I read the Microsoft blog entitled ‘How to evaluate model performance in Azure Machine Learning‘. It’s a nice piece of work, and it got me thinking. I didn’t see that the blog post contained anything about neural network evaluation, so this topic is covered here.
How do you evaluate the performance of a Neural Network? This blog focuses on Neural Networks in AzureML, in order to help you to understand what they mean.
What are Neural Networks?
Would you like to know how to make predictions from a dataset? Alternatively, would you like to find exceptions, or outliers, that you need to watch out for? Neural networks are used in business to answer the business questions. They are used to make predictions from a dataset, or to find unusual patterns. They are best used for regression or classification business problems.
What are the different types of Neural Networks?
I’m going to credit the Asimov Institute with this amazing diagram:
In AzureML, we can review the output from a neural network experiment that we created previously. We can see the results by clicking on the Evaluation Model task, and clicking on the Visualise option.
Once we click on Visualise, we can see a number of charts, which are described here:
- Receiver Operating Curve
- Precision / Recall
- Lift visualization
The Receiver Operating Curve
Here is an example:
In our example, we can see that the curve well up into the left hand corner for the ROC curve. When we look on the precision and recall curve, we can see that precision and recall are high figures, and this leads to a high F1 score. This means that the model is effective in terms of how precisely it classifies the data, and that it covers a good proportion of the cases that it should have classified correctly.
Precision and Recall
Precision and recall are very useful for assessing models in terms of business questions. They offer more detail and insights into the model’s performance. Here is an example:
Precision can be described as the fraction of times that the model classifies the number of cases correctly. It can be considered as a measure of confirmation, and it indicates how often the model is correct. Recall is a measure of utility, which means that it identifies how much that the model finds of all that there is to find within the search space. Both scores combine to make the F1 score. The F1 score combines Precision and Recall. If either precision and recall are small, then the F1 score value will be small.

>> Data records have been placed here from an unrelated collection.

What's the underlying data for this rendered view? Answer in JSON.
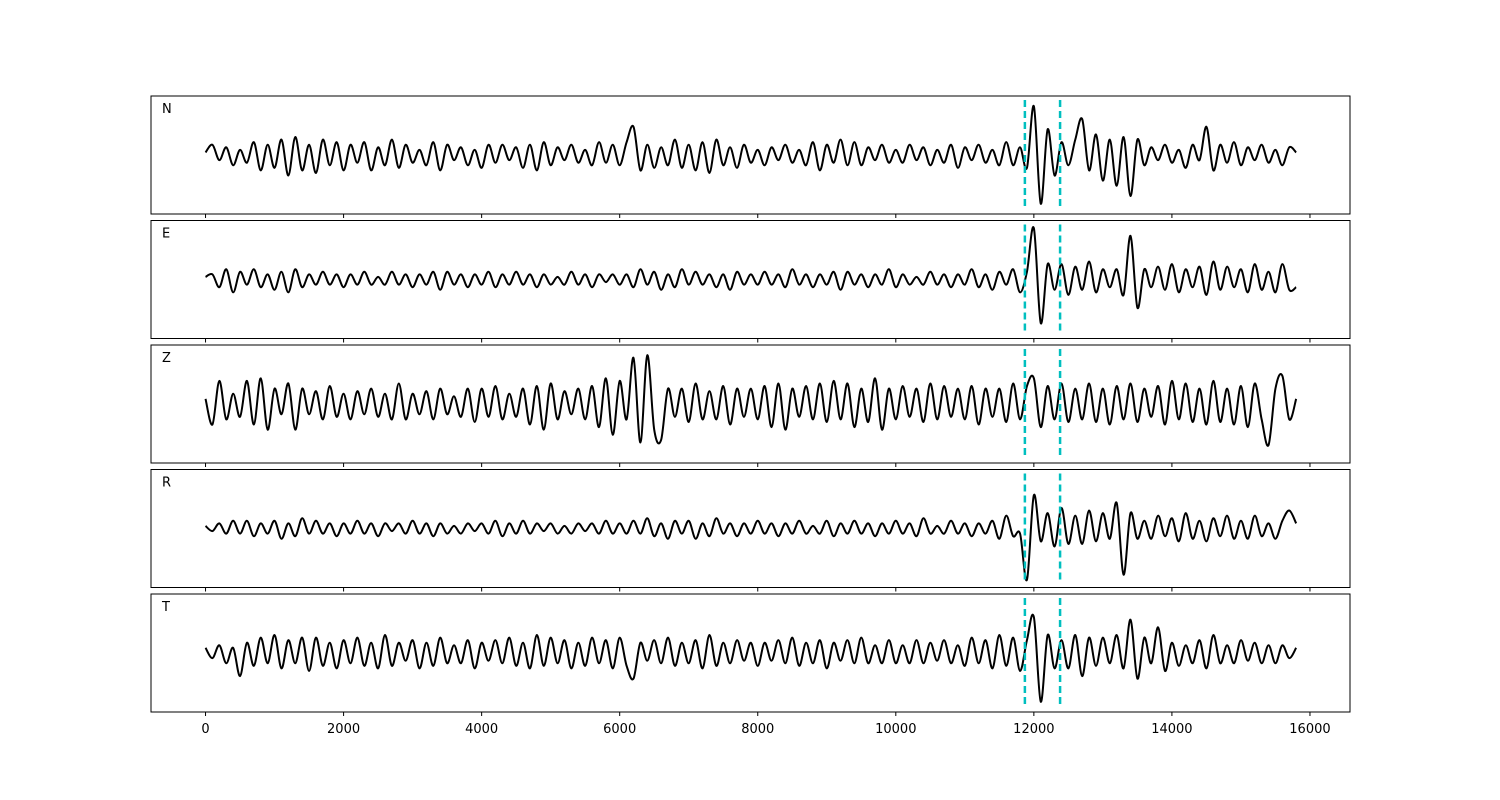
{
  "chart_data": {
    "type": "line",
    "x": [
      0,
      100,
      200,
      300,
      400,
      500,
      600,
      700,
      800,
      900,
      1000,
      1100,
      1200,
      1300,
      1400,
      1500,
      1600,
      1700,
      1800,
      1900,
      2000,
      2100,
      2200,
      2300,
      2400,
      2500,
      2600,
      2700,
      2800,
      2900,
      3000,
      3100,
      3200,
      3300,
      3400,
      3500,
      3600,
      3700,
      3800,
      3900,
      4000,
      4100,
      4200,
      4300,
      4400,
      4500,
      4600,
      4700,
      4800,
      4900,
      5000,
      5100,
      5200,
      5300,
      5400,
      5500,
      5600,
      5700,
      5800,
      5900,
      6000,
      6100,
      6200,
      6300,
      6400,
      6500,
      6600,
      6700,
      6800,
      6900,
      7000,
      7100,
      7200,
      7300,
      7400,
      7500,
      7600,
      7700,
      7800,
      7900,
      8000,
      8100,
      8200,
      8300,
      8400,
      8500,
      8600,
      8700,
      8800,
      8900,
      9000,
      9100,
      9200,
      9300,
      9400,
      9500,
      9600,
      9700,
      9800,
      9900,
      10000,
      10100,
      10200,
      10300,
      10400,
      10500,
      10600,
      10700,
      10800,
      10900,
      11000,
      11100,
      11200,
      11300,
      11400,
      11500,
      11600,
      11700,
      11800,
      11900,
      12000,
      12100,
      12200,
      12300,
      12400,
      12500,
      12600,
      12700,
      12800,
      12900,
      13000,
      13100,
      13200,
      13300,
      13400,
      13500,
      13600,
      13700,
      13800,
      13900,
      14000,
      14100,
      14200,
      14300,
      14400,
      14500,
      14600,
      14700,
      14800,
      14900,
      15000,
      15100,
      15200,
      15300,
      15400,
      15500,
      15600,
      15700,
      15800
    ],
    "series": [
      {
        "name": "N",
        "color": "#000000",
        "values": [
          0.05,
          0.2,
          -0.1,
          0.15,
          -0.2,
          0.1,
          -0.15,
          0.25,
          -0.3,
          0.2,
          -0.25,
          0.3,
          -0.4,
          0.35,
          -0.3,
          0.2,
          -0.35,
          0.3,
          -0.2,
          0.25,
          -0.3,
          0.2,
          -0.15,
          0.25,
          -0.3,
          0.15,
          -0.2,
          0.3,
          -0.25,
          0.2,
          -0.15,
          0.1,
          -0.2,
          0.25,
          -0.3,
          0.2,
          -0.1,
          0.15,
          -0.2,
          0.1,
          -0.25,
          0.2,
          -0.15,
          0.2,
          -0.1,
          0.15,
          -0.25,
          0.2,
          -0.3,
          0.25,
          -0.2,
          0.15,
          -0.1,
          0.2,
          -0.15,
          0.1,
          -0.2,
          0.25,
          -0.15,
          0.2,
          -0.2,
          0.25,
          0.55,
          -0.3,
          0.2,
          -0.25,
          0.15,
          -0.2,
          0.3,
          -0.25,
          0.2,
          -0.3,
          0.25,
          -0.35,
          0.3,
          -0.2,
          0.15,
          -0.25,
          0.2,
          -0.15,
          0.1,
          -0.2,
          0.15,
          -0.1,
          0.2,
          -0.15,
          0.1,
          -0.2,
          0.25,
          -0.3,
          0.2,
          -0.15,
          0.3,
          -0.2,
          0.25,
          -0.2,
          0.15,
          -0.1,
          0.2,
          -0.15,
          0.1,
          -0.15,
          0.2,
          -0.1,
          0.15,
          -0.2,
          0.1,
          -0.15,
          0.2,
          -0.25,
          0.15,
          -0.1,
          0.2,
          -0.15,
          0.1,
          -0.2,
          0.25,
          -0.2,
          0.15,
          -0.25,
          0.95,
          -0.95,
          0.5,
          -0.4,
          0.25,
          -0.2,
          0.3,
          0.7,
          -0.3,
          0.4,
          -0.5,
          0.3,
          -0.6,
          0.35,
          -0.8,
          0.3,
          -0.2,
          0.15,
          -0.1,
          0.2,
          -0.15,
          0.1,
          -0.25,
          0.2,
          -0.1,
          0.55,
          -0.3,
          0.2,
          -0.15,
          0.25,
          -0.2,
          0.15,
          -0.1,
          0.2,
          -0.15,
          0.1,
          -0.2,
          0.15,
          0.05
        ]
      },
      {
        "name": "E",
        "color": "#000000",
        "values": [
          0.05,
          0.1,
          -0.15,
          0.2,
          -0.25,
          0.15,
          -0.1,
          0.2,
          -0.15,
          0.1,
          -0.2,
          0.15,
          -0.25,
          0.2,
          -0.15,
          0.1,
          -0.1,
          0.15,
          -0.1,
          0.1,
          -0.15,
          0.1,
          -0.1,
          0.15,
          -0.1,
          0.05,
          -0.1,
          0.15,
          -0.1,
          0.1,
          -0.15,
          0.1,
          -0.1,
          0.15,
          -0.2,
          0.15,
          -0.1,
          0.1,
          -0.15,
          0.1,
          -0.1,
          0.15,
          -0.15,
          0.1,
          -0.1,
          0.15,
          -0.1,
          0.1,
          -0.15,
          0.1,
          -0.1,
          0.05,
          -0.1,
          0.15,
          -0.1,
          0.1,
          -0.15,
          0.1,
          -0.05,
          0.1,
          -0.1,
          0.1,
          -0.15,
          0.2,
          -0.1,
          0.15,
          -0.2,
          0.1,
          -0.15,
          0.2,
          -0.1,
          0.15,
          -0.1,
          0.1,
          -0.15,
          0.1,
          -0.2,
          0.15,
          -0.1,
          0.1,
          -0.1,
          0.15,
          -0.1,
          0.1,
          -0.15,
          0.2,
          -0.1,
          0.1,
          -0.15,
          0.1,
          -0.1,
          0.15,
          -0.2,
          0.15,
          -0.1,
          0.1,
          -0.15,
          0.1,
          -0.1,
          0.2,
          -0.15,
          0.1,
          -0.1,
          0.05,
          -0.1,
          0.15,
          -0.1,
          0.1,
          -0.15,
          0.1,
          -0.1,
          0.2,
          -0.15,
          0.1,
          -0.2,
          0.15,
          -0.1,
          0.2,
          -0.25,
          0.15,
          1.0,
          -0.85,
          0.3,
          -0.2,
          0.3,
          -0.3,
          0.25,
          -0.2,
          0.35,
          -0.25,
          0.2,
          -0.15,
          0.2,
          -0.3,
          0.85,
          -0.55,
          0.2,
          -0.15,
          0.25,
          -0.2,
          0.3,
          -0.25,
          0.2,
          -0.15,
          0.25,
          -0.3,
          0.35,
          -0.2,
          0.25,
          -0.15,
          0.2,
          -0.25,
          0.3,
          -0.2,
          0.15,
          -0.25,
          0.3,
          -0.2,
          -0.15
        ]
      },
      {
        "name": "Z",
        "color": "#000000",
        "values": [
          0.1,
          -0.4,
          0.45,
          -0.3,
          0.2,
          -0.25,
          0.45,
          -0.4,
          0.5,
          -0.5,
          0.3,
          -0.2,
          0.4,
          -0.5,
          0.3,
          -0.2,
          0.25,
          -0.3,
          0.35,
          -0.25,
          0.2,
          -0.3,
          0.25,
          -0.2,
          0.3,
          -0.25,
          0.2,
          -0.3,
          0.4,
          -0.3,
          0.2,
          -0.2,
          0.25,
          -0.3,
          0.3,
          -0.2,
          0.15,
          -0.25,
          0.3,
          -0.35,
          0.3,
          -0.25,
          0.35,
          -0.3,
          0.2,
          -0.25,
          0.3,
          -0.4,
          0.35,
          -0.5,
          0.4,
          -0.3,
          0.25,
          -0.2,
          0.3,
          -0.3,
          0.35,
          -0.45,
          0.5,
          -0.6,
          0.45,
          -0.3,
          0.9,
          -0.75,
          0.95,
          -0.5,
          -0.7,
          0.3,
          -0.25,
          0.3,
          -0.35,
          0.4,
          -0.3,
          0.25,
          -0.3,
          0.35,
          -0.4,
          0.3,
          -0.25,
          0.3,
          -0.3,
          0.35,
          -0.45,
          0.4,
          -0.5,
          0.3,
          -0.25,
          0.35,
          -0.3,
          0.4,
          -0.35,
          0.45,
          -0.3,
          0.4,
          -0.45,
          0.3,
          -0.35,
          0.5,
          -0.5,
          0.3,
          -0.3,
          0.35,
          -0.25,
          0.3,
          -0.35,
          0.4,
          -0.3,
          0.35,
          -0.25,
          0.3,
          -0.3,
          0.35,
          -0.4,
          0.3,
          -0.25,
          0.3,
          -0.35,
          0.4,
          -0.3,
          0.35,
          0.5,
          -0.45,
          0.35,
          -0.3,
          0.4,
          -0.35,
          0.3,
          -0.3,
          0.4,
          -0.35,
          0.3,
          -0.4,
          0.35,
          -0.3,
          0.4,
          -0.35,
          0.3,
          -0.25,
          0.35,
          -0.4,
          0.45,
          -0.3,
          0.4,
          -0.35,
          0.3,
          -0.4,
          0.45,
          -0.35,
          0.3,
          -0.4,
          0.35,
          -0.45,
          0.4,
          -0.3,
          -0.8,
          0.3,
          0.55,
          -0.3,
          0.1
        ]
      },
      {
        "name": "R",
        "color": "#000000",
        "values": [
          0.05,
          -0.05,
          0.1,
          -0.1,
          0.15,
          -0.1,
          0.15,
          -0.15,
          0.1,
          -0.1,
          0.15,
          -0.2,
          0.1,
          -0.15,
          0.2,
          -0.1,
          0.15,
          -0.1,
          0.1,
          -0.15,
          0.1,
          -0.1,
          0.15,
          -0.1,
          0.1,
          -0.15,
          0.1,
          -0.05,
          0.1,
          -0.1,
          0.15,
          -0.1,
          0.1,
          -0.15,
          0.1,
          -0.1,
          0.05,
          -0.1,
          0.1,
          -0.05,
          0.1,
          -0.1,
          0.15,
          -0.15,
          0.1,
          -0.1,
          0.15,
          -0.1,
          0.1,
          -0.05,
          0.1,
          -0.1,
          0.05,
          -0.1,
          0.1,
          -0.05,
          0.1,
          -0.1,
          0.15,
          -0.1,
          0.1,
          -0.1,
          0.15,
          -0.1,
          0.2,
          -0.15,
          0.1,
          -0.2,
          0.15,
          -0.1,
          0.15,
          -0.2,
          0.1,
          -0.15,
          0.2,
          -0.1,
          0.1,
          -0.15,
          0.1,
          -0.1,
          0.15,
          -0.1,
          0.1,
          -0.15,
          0.1,
          -0.1,
          0.15,
          -0.1,
          0.05,
          -0.1,
          0.15,
          -0.15,
          0.1,
          -0.1,
          0.15,
          -0.1,
          0.1,
          -0.15,
          0.1,
          -0.1,
          0.15,
          -0.1,
          0.1,
          -0.15,
          0.2,
          -0.1,
          0.05,
          -0.1,
          0.15,
          -0.1,
          0.1,
          -0.15,
          0.1,
          -0.1,
          0.15,
          -0.2,
          0.25,
          -0.15,
          -0.1,
          -1.0,
          0.65,
          -0.25,
          0.3,
          -0.35,
          0.4,
          -0.3,
          0.25,
          -0.3,
          0.35,
          -0.25,
          0.3,
          -0.2,
          0.5,
          -0.9,
          0.3,
          -0.2,
          0.15,
          -0.2,
          0.25,
          -0.15,
          0.2,
          -0.25,
          0.3,
          -0.2,
          0.15,
          -0.25,
          0.2,
          -0.15,
          0.25,
          -0.2,
          0.15,
          -0.2,
          0.25,
          -0.15,
          0.1,
          -0.2,
          0.15,
          0.35,
          0.1
        ]
      },
      {
        "name": "T",
        "color": "#000000",
        "values": [
          0.1,
          -0.1,
          0.15,
          -0.2,
          0.1,
          -0.45,
          0.2,
          -0.25,
          0.3,
          -0.2,
          0.35,
          -0.3,
          0.25,
          -0.2,
          0.3,
          -0.35,
          0.3,
          -0.25,
          0.2,
          -0.3,
          0.25,
          -0.2,
          0.3,
          -0.25,
          0.2,
          -0.3,
          0.35,
          -0.25,
          0.2,
          -0.15,
          0.25,
          -0.3,
          0.2,
          -0.25,
          0.3,
          -0.2,
          0.15,
          -0.2,
          0.25,
          -0.3,
          0.2,
          -0.15,
          0.25,
          -0.2,
          0.3,
          -0.25,
          0.2,
          -0.3,
          0.35,
          -0.25,
          0.3,
          -0.2,
          0.25,
          -0.3,
          0.2,
          -0.25,
          0.3,
          -0.2,
          0.25,
          -0.3,
          0.3,
          -0.25,
          -0.5,
          0.2,
          -0.15,
          0.25,
          -0.2,
          0.3,
          -0.25,
          0.2,
          -0.2,
          0.25,
          -0.3,
          0.35,
          -0.25,
          0.2,
          -0.2,
          0.25,
          -0.15,
          0.2,
          -0.25,
          0.2,
          -0.15,
          0.25,
          -0.2,
          0.3,
          -0.25,
          0.2,
          -0.2,
          0.25,
          -0.3,
          0.2,
          -0.15,
          0.25,
          -0.2,
          0.3,
          -0.2,
          0.15,
          -0.2,
          0.25,
          -0.2,
          0.15,
          -0.2,
          0.25,
          -0.2,
          0.2,
          -0.15,
          0.25,
          -0.2,
          0.15,
          -0.25,
          0.3,
          -0.2,
          0.25,
          -0.3,
          0.35,
          -0.25,
          0.3,
          -0.35,
          0.25,
          0.7,
          -0.95,
          0.35,
          -0.3,
          0.25,
          -0.3,
          0.35,
          -0.45,
          0.3,
          -0.25,
          0.3,
          -0.2,
          0.35,
          -0.3,
          0.65,
          -0.5,
          0.3,
          -0.2,
          0.5,
          -0.35,
          0.2,
          -0.25,
          0.15,
          -0.2,
          0.25,
          -0.3,
          0.35,
          -0.2,
          0.15,
          -0.2,
          0.25,
          -0.15,
          0.2,
          -0.2,
          0.15,
          -0.2,
          0.15,
          -0.1,
          0.1
        ]
      }
    ],
    "xlim": [
      -790,
      16580
    ],
    "xticks": [
      0,
      2000,
      4000,
      6000,
      8000,
      10000,
      12000,
      14000,
      16000
    ],
    "ylim": [
      -1.15,
      1.15
    ],
    "markers": [
      11870,
      12380
    ],
    "marker_color": "#00bfbf"
  }
}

A Lift Chart visually represents the improvement that a model provides when compared against a random guess.This is called a lift score. With a lift chart, you can compare the accuracy of predictions for the models that have the same predictable attribute.
In my next blog, I’ll talk a little about how we can make the Neural Network perform better.
To summarise, we have examined various key metrics in evaluating a neural network in AzureML. These scores also apply to other technologies, such as R.
These criteria can help us to evaluate our models, which, in turn, can help us to fundamentally evaluate our business questions. Understanding the numbers helps to drive the business forward, and visualizing these numbers helps to convey the message of the numbers.